Advogados do prefeito e membros do PT falam que as ações do MP têm motivação política. O senhor concorda?
Não é impossível, mas, neste caso, é muito difícil de se provar esta afirmação. Já vimos casos no Ministério Público Federal de procuradores da República que foram punidos por escolherem alvos contrários a certa ideologia. O MP é composto por seres humanos que vivem em sociedade e que têm opinião. Mas, no caso de Campinas, as provas são robustas. As alegações do MP e sua argumentação são perfeitamente legítimas do ponto de vista da apresentação jurídica.
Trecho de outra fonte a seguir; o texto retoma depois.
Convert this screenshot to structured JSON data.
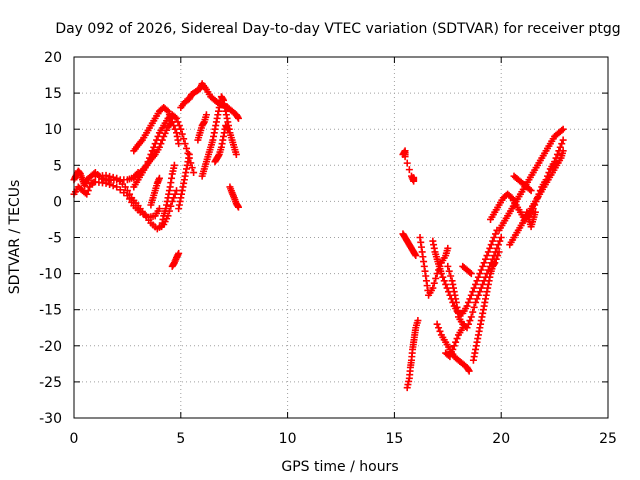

Quem defende esta tese alega que nas escutas interceptadas pelo Gaeco há empresas do governo estadual — administradas pelo PSDB — e que não se tem notícias de nenhuma investigação.
Acho que, em vez de alegar isso, deveriam entrar com uma representação para que isto fosse investigado. Qualquer cidadão tem o direito de exigir no MP que o caso seja investigado, se existe esta suspeita, deve ser cobrada. O fato de empresas do Estado estarem nas escutas não apaga das conversas as pessoas que estão sendo investigadas e processadas. A menos que se aceite a lógica que todos são ladrões. Se assumirmos que todos são iguais e ninguém deve ser punido, estamos no descalabro absoluto. Isso é o fim do mundo do ponto de vista ético. Se existe desconfiança, devem cobrar o MP em São Paulo para que abram investigação em São Paulo contra o Estado.